Premio allo studente dell’anno, carta di credito ‘IoMerito’, olimpiadi di matematica e fondi alle scuole più meritevoli. Per il ‘maestro sgarrupato’ di ‘Io speriamo che me la cavo’ le misure del Ministro Francesco Profumo «sono un orrore. Dare degli incentivi significa mettere le persone che vivono una situazione di disagio ancor di più in difficoltà. Si sentiranno studenti di serie B». Più che premi e merito «che fanno perdere il valore dello studio», Marcello D’Orta vorrebbe «edifici sicuri, laboratori e apertura. Una scuola attiva», perché avverte se «il ministro ti dà i soldi per studiare e il papà ti difende per ogni cosa, alla fine non educhi, ma distruggi».
Che cos’è il merito per i ragazzi di ‘Io speriamo che me la cavo’?
Gratificazione scolastica ed esistenziale. Per quei ragazzi avere un buon voto non è stato facile. Molti erano impegnati nel lavoro nero, a casa non avevano uno spazio dove poter studiare e prendere un sei non era la semplice sufficienza, ma un dieci, perché erano riusciti a raggiungere l’obiettivo partendo da condizioni di grande svantaggio. Il merito è avercela messa tutta, nonostante le condizioni di grande disagio, ed esserne orgogliosi. Per fare un confronto è come se tra gli atleti che raggiungono il traguardo c’è n’è uno sulla sedia a rotelle, naturalmente ci mette più tempo, ma l’importante è che non cada durante il percorso. Questo merito ha un valore enorme per tutti, per me maestro, per i genitori e soprattutto per i ragazzi.
Merito ed eguaglianza possono essere sinonimi o nelle scuole reali la chiave del risultato accentua le diseguaglianze?
Dare degli incentivi a chi riesce a raggiungere una determinata cosa significa mettere le persone che vivono una situazione di disagio ancor di più in difficoltà. Si sentiranno studenti di serie B, perché non in grado di raggiungere il risultato rispetto a chi vive condizioni migliori. Così a conti fatti si fa una discriminazione. E purtroppo questa situazione nella società si ripete a tutti i livelli. E’ come nel campionato di calcio che parte già sfalsato, perché il premio, lo scudetto, sarà dato al primo in classifico, ma 80 volte su 100 a dividerselo sono le tre squadre più ricche.
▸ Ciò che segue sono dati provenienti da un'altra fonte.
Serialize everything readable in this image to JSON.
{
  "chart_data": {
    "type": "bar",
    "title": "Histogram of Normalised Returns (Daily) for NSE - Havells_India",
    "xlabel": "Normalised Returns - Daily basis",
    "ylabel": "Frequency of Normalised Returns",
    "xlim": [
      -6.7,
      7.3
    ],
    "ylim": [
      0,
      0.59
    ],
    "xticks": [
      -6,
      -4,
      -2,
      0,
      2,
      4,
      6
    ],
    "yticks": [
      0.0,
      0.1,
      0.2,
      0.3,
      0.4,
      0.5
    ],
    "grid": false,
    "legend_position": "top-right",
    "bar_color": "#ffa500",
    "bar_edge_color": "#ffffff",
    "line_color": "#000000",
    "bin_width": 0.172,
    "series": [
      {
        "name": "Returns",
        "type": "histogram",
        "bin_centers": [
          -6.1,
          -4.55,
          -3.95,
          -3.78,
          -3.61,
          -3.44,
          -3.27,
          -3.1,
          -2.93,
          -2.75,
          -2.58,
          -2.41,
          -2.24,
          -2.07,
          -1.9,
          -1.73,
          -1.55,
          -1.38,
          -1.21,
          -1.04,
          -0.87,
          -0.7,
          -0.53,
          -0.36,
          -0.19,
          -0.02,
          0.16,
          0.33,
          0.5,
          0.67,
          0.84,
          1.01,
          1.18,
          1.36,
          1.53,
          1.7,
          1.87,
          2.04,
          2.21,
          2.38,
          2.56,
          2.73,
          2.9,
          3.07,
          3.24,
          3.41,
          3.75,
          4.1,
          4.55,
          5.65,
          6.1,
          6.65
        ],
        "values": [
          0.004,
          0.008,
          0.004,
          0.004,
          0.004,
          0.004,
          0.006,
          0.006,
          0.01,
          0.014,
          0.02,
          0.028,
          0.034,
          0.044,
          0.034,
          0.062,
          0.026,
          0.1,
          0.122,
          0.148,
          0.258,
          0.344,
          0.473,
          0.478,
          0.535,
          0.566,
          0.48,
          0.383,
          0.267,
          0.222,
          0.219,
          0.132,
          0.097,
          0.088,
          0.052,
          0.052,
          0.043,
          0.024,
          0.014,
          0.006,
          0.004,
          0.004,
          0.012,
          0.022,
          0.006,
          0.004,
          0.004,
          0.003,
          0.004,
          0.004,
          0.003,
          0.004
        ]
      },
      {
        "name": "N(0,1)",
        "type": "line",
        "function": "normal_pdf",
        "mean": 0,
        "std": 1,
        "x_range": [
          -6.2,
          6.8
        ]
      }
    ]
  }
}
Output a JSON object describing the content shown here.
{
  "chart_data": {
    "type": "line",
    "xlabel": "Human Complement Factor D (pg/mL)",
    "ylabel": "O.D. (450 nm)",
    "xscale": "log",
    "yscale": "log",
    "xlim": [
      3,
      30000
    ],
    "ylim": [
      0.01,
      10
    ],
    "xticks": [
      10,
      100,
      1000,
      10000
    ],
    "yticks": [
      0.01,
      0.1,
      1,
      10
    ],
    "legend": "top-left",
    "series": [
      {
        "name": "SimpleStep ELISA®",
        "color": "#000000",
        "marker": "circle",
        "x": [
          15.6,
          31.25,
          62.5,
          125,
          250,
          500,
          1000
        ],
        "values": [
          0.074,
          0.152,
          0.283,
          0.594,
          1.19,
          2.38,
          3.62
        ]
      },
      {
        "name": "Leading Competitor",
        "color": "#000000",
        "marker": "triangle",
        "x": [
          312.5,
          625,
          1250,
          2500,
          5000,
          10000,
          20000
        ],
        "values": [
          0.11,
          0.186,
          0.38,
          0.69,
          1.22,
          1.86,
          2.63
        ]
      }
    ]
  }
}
Con questa visione del merito andiamo a premiare le persone che già partono avvantaggiate.
Quindi non condivide il premio al miglior studente.
Il discorso del ministro Profumo di incentivare, anche in denaro, i ragazzi non è una novità. Nel 2007 il sindaco di New York ha pensato di regalare dei cellulari agli studenti modello. Il problema è che è orrendo. Non si possono pagare i bambini per compiere il loro dovere. La scuola è un loro dovere. Tra l’altro molti studi dimostrano che fare una cosa perché si è ricompensati fa perdere valore alla cosa in sé. Quindi lo studio perde valore. Ricordo poi gli esperimenti di Teresa Amabile, professoressa associata di psicologia alla Brandeis University, che ha messo in evidenza il legame tra ricompensa economica e progetti privi di creatività.
Il premio economico non potrebbe essere utile almeno per disincentivare la dispersione scolastica?
Non penso. Ci sono due tipi di dispersione scolastica e l’ho sperimentato viaggiando per l’Italia. Una volta un’insegnante di un liceo di Padova mi ha detto: «Lei a Napoli ha un problema uguale ed opposto al nostro». Se infatti i miei alunni non andavano a scuola perché, per supplire la povertà, lavoravano in nero, i suoi bigiavano per salire sui ponti del cavalcavia a buttare sassi. Lo facevano per noia. Bisogna studiare il fenomeno. In Campania si parla di un esercito di centomila bambini che lavorano in nero, è una situazione molto complicata. Una volta riuscii con l’assistente sociale a ricondurre a scuola un ragazzo, ma il giorno dopo arrivò il padre e mi disse: “Professò mio figlio ha buscato trentamila lire o mese, mo’ me le date voje”. Mi pose in una situazione angosciante. Come educatore avevo tutto il dovere di riportare a scuola il ragazzo, ma mi rendevo conto di cosa significava sottrarre quella cifra a quella famiglia. Sono considerazioni e domande che un maestro non dovrebbe mai fare. Nell’altro caso, quando il problema è la noia, penso dovrebbe essere risolto soprattutto in seno alla famiglia. E’ la famiglia che deve dire che esistono i valori. Se questo non viene fatto e mettiamo pure gli incentivi a chi studia è la fine di tutto.